A Fano, un’onda rosa di speranza ha travolto la città, testimoniando un profondo atto di solidarietà e consapevolezza.
La Camminata in Rosa, quest’anno particolarmente sentita, ha visto convergere oltre 1.300 persone, un numero che va ben oltre una semplice partecipazione, rappresentando un abbraccio collettivo rivolto a chi affronta la sfida del tumore.
L’evento, un percorso non competitivo di 5 chilometri, si è trasformato in un potente messaggio: nessuno deve sentirsi solo di fronte alla malattia.
La manifestazione non è stata solo una passeggiata; è stata un’esperienza condivisa, un momento di aggregazione sociale che ha coinvolto famiglie, associazioni di volontariato, cittadini e istituzioni.
Un’iniziativa gratuita e inclusiva, progettata per abbattere le barriere e favorire la partecipazione di tutti, indipendentemente dalla propria forma fisica o provenienza.
Ogni partecipante ha ricevuto un foulard rosa, simbolo tangibile della causa sostenuta, unitamente a materiale informativo sullo screening gratuito offerto durante il mese di ottobre, un’opportunità concreta per la prevenzione e la diagnosi precoce.
L’importanza dell’evento risiede non solo nel numero di partecipanti, ma soprattutto nell’intensità emotiva che lo ha permeato.
Il sindaco Luca Serfilippi ha sottolineato l’importanza di un reparto di senologia all’avanguardia, un punto di riferimento per numerose donne, esprimendo l’impegno a potenziarlo e a valorizzarlo, in risposta alla fiducia riposta nella comunità.
Questo reparto, oltre a rappresentare un’eccellenza medica, simboleggia la capacità di Fano di offrire cure all’avanguardia e supporto emotivo a chi ne ha bisogno.
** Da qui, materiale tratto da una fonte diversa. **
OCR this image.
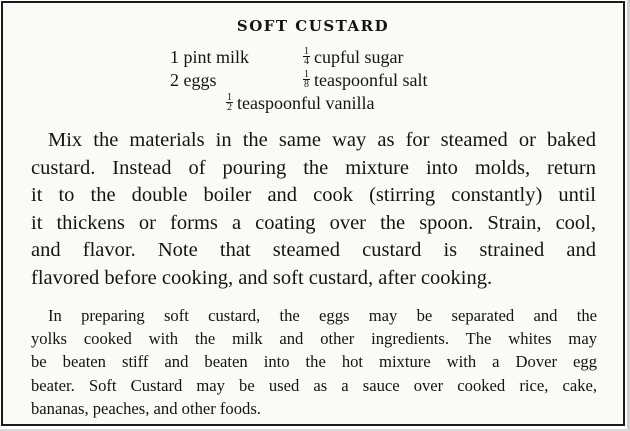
SOFT CUSTARD
1 pint milk	$\frac{1}{4}$ cupful sugar
2 eggs	$\frac{1}{8}$ teaspoonful salt
$\frac{1}{2}$ teaspoonful vanilla

Mix the materials in the same way as for steamed or baked
custard. Instead of pouring the mixture into molds, return
it to the double boiler and cook (stirring constantly) until
it thickens or forms a coating over the spoon. Strain, cool,
and flavor. Note that steamed custard is strained and
flavored before cooking, and soft custard, after cooking.

In preparing soft custard, the eggs may be separated and the
yolks cooked with the milk and other ingredients. The whites may
be beaten stiff and beaten into the hot mixture with a Dover egg
beater. Soft Custard may be used as a sauce over cooked rice, cake,
bananas, peaches, and other foods.
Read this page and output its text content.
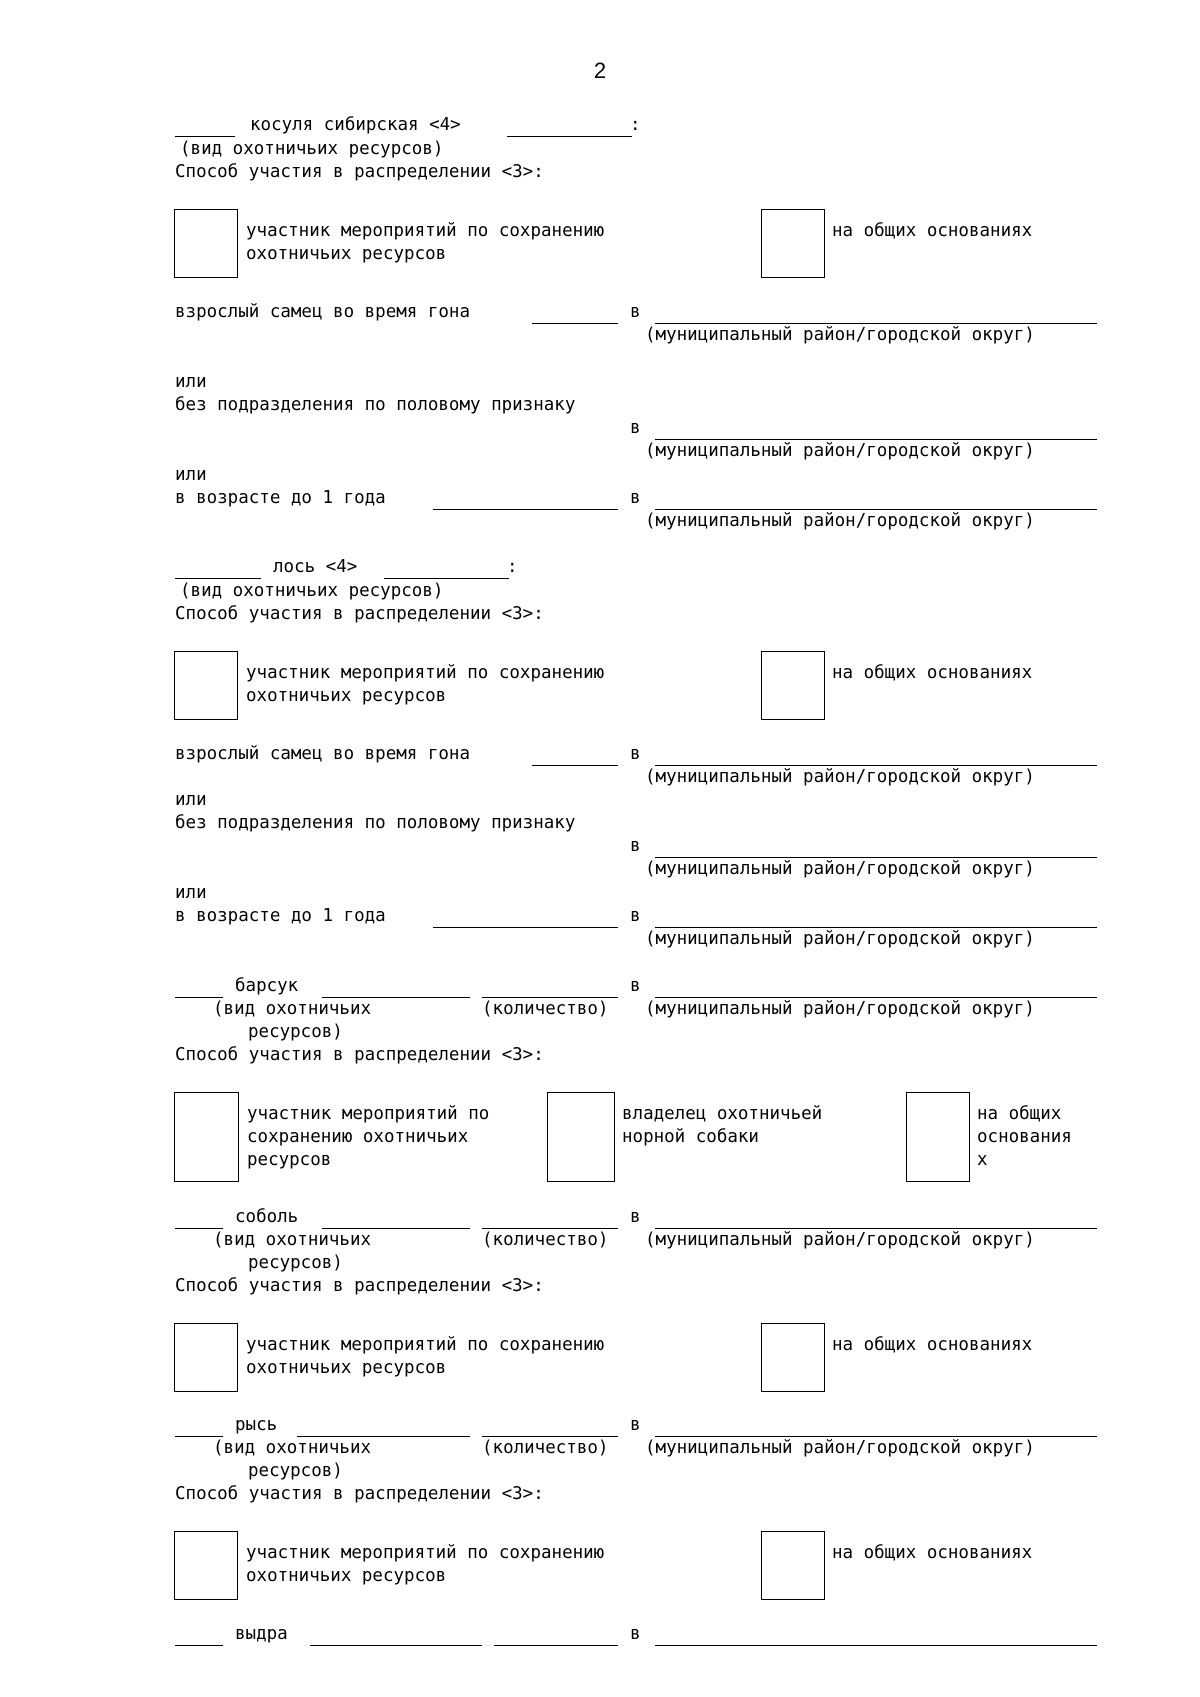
2
косуля сибирская <4>	:
(вид охотничьих ресурсов)
Способ участия в распределении <3>:
участник мероприятий по сохранению
охотничьих ресурсов
на общих основаниях
взрослый самец во время гона	в
(муниципальный район/городской округ)
или
без подразделения по половому признаку
в
(муниципальный район/городской округ)
или
в возрасте до 1 года	в
(муниципальный район/городской округ)
лось <4>	:
(вид охотничьих ресурсов)
Способ участия в распределении <3>:
участник мероприятий по сохранению
охотничьих ресурсов
на общих основаниях
взрослый самец во время гона	в
(муниципальный район/городской округ)
или
без подразделения по половому признаку
в
(муниципальный район/городской округ)
или
в возрасте до 1 года	в
(муниципальный район/городской округ)
барсук	в
(вид охотничьих	(количество) (муниципальный район/городской округ)
ресурсов)
Способ участия в распределении <3>:
участник мероприятий по
сохранению охотничьих
ресурсов
владелец охотничьей
норной собаки
на общих
основания
х
соболь	в
(вид охотничьих	(количество) (муниципальный район/городской округ)
ресурсов)
Способ участия в распределении <3>:
участник мероприятий по сохранению
охотничьих ресурсов
на общих основаниях
рысь	в
(вид охотничьих	(количество) (муниципальный район/городской округ)
ресурсов)
Способ участия в распределении <3>:
участник мероприятий по сохранению
охотничьих ресурсов
на общих основаниях
выдра	в
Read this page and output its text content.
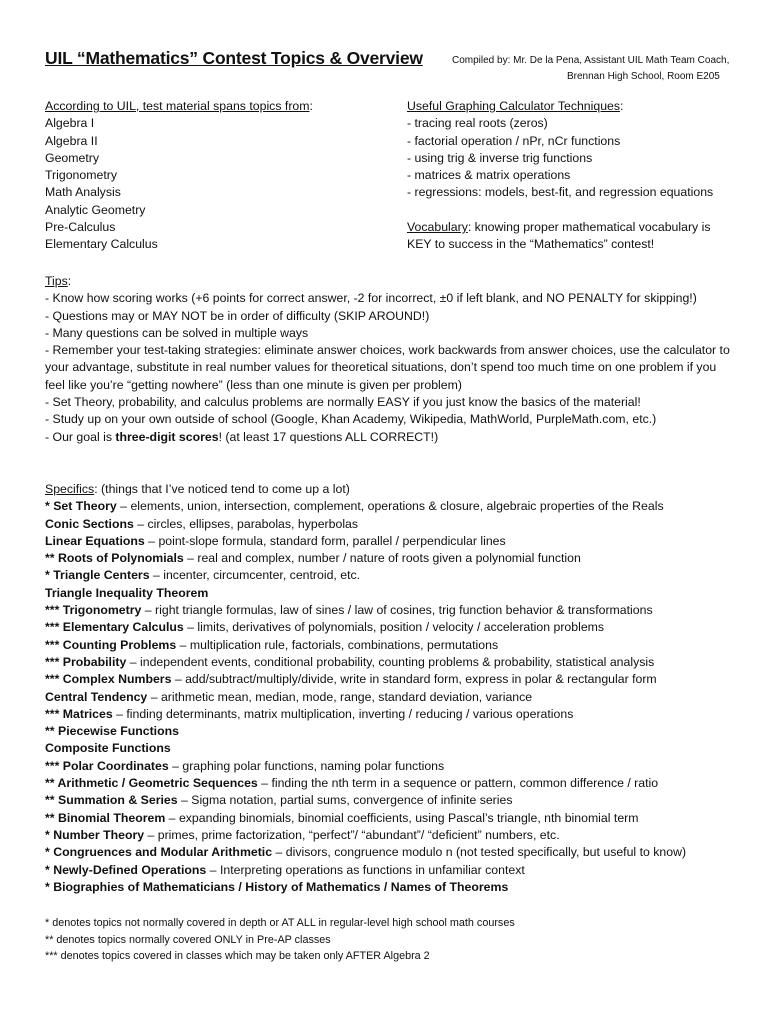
UIL “Mathematics” Contest Topics & Overview	Compiled by: Mr. De la Pena, Assistant UIL Math Team Coach,
Brennan High School, Room E205
According to UIL, test material spans topics from:
Algebra I
Algebra II
Geometry
Trigonometry
Math Analysis
Analytic Geometry
Pre-Calculus
Elementary Calculus
Useful Graphing Calculator Techniques:
- tracing real roots (zeros)
- factorial operation / nPr, nCr functions
- using trig & inverse trig functions
- matrices & matrix operations
- regressions: models, best-fit, and regression equations
Vocabulary: knowing proper mathematical vocabulary is
KEY to success in the “Mathematics” contest!
Tips:
- Know how scoring works (+6 points for correct answer, -2 for incorrect, ±0 if left blank, and NO PENALTY for skipping!)
- Questions may or MAY NOT be in order of difficulty (SKIP AROUND!)
- Many questions can be solved in multiple ways
- Remember your test-taking strategies: eliminate answer choices, work backwards from answer choices, use the calculator to your advantage, substitute in real number values for theoretical situations, don’t spend too much time on one problem if you feel like you’re “getting nowhere” (less than one minute is given per problem)
- Set Theory, probability, and calculus problems are normally EASY if you just know the basics of the material!
- Study up on your own outside of school (Google, Khan Academy, Wikipedia, MathWorld, PurpleMath.com, etc.)
- Our goal is three-digit scores! (at least 17 questions ALL CORRECT!)
Specifics: (things that I’ve noticed tend to come up a lot)
* Set Theory – elements, union, intersection, complement, operations & closure, algebraic properties of the Reals
Conic Sections – circles, ellipses, parabolas, hyperbolas
Linear Equations – point-slope formula, standard form, parallel / perpendicular lines
** Roots of Polynomials – real and complex, number / nature of roots given a polynomial function
* Triangle Centers – incenter, circumcenter, centroid, etc.
Triangle Inequality Theorem
*** Trigonometry – right triangle formulas, law of sines / law of cosines, trig function behavior & transformations
*** Elementary Calculus – limits, derivatives of polynomials, position / velocity / acceleration problems
*** Counting Problems – multiplication rule, factorials, combinations, permutations
*** Probability – independent events, conditional probability, counting problems & probability, statistical analysis
*** Complex Numbers – add/subtract/multiply/divide, write in standard form, express in polar & rectangular form
Central Tendency – arithmetic mean, median, mode, range, standard deviation, variance
*** Matrices – finding determinants, matrix multiplication, inverting / reducing / various operations
** Piecewise Functions
Composite Functions
*** Polar Coordinates – graphing polar functions, naming polar functions
** Arithmetic / Geometric Sequences – finding the nth term in a sequence or pattern, common difference / ratio
** Summation & Series – Sigma notation, partial sums, convergence of infinite series
** Binomial Theorem – expanding binomials, binomial coefficients, using Pascal’s triangle, nth binomial term
* Number Theory – primes, prime factorization, “perfect”/ “abundant”/ “deficient” numbers, etc.
* Congruences and Modular Arithmetic – divisors, congruence modulo n (not tested specifically, but useful to know)
* Newly-Defined Operations – Interpreting operations as functions in unfamiliar context
* Biographies of Mathematicians / History of Mathematics / Names of Theorems
* denotes topics not normally covered in depth or AT ALL in regular-level high school math courses
** denotes topics normally covered ONLY in Pre-AP classes
*** denotes topics covered in classes which may be taken only AFTER Algebra 2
L’assessore alle Politiche Sociali, Lucia Tarsi, ha messo in luce il valore inestimabile della comunità e della vicinanza umana.
La Camminata in Rosa è una dimostrazione palpabile della capacità di una città di accogliere il dolore altrui con empatia e di scegliere di affrontare le sfide insieme.
Un ringraziamento speciale è stato rivolto alle numerose associazioni – Adamo, Agfi, Alba Rosa, Anvolt, Auser, Avis, Croce Rossa, Donne Medico Aidm, Ex Concordia Felicitas, Fano Cuore, Fior di Loto, Giunone, Lilt, Percorso Donna, Soroptimist, Università di Urbino con il progetto Movis (in sinergia con il reparto Oncologia dell’Ospedale di Urbino e l’associazione culturale Goldenbrain) – e agli enti che, con il loro contributo logistico e organizzativo (Aset, Coldiretti, Ente Carnevalesca, Fondazione Teatro della Fortuna, Polizia Locale, Pro Loco e Techfem), hanno reso possibile questo evento di grande significato.
La Camminata in Rosa non è solo un evento annuale, ma un impegno costante a promuovere la prevenzione, la cura e il sostegno a chi affronta la malattia, rafforzando il tessuto sociale e celebrando la forza della comunità.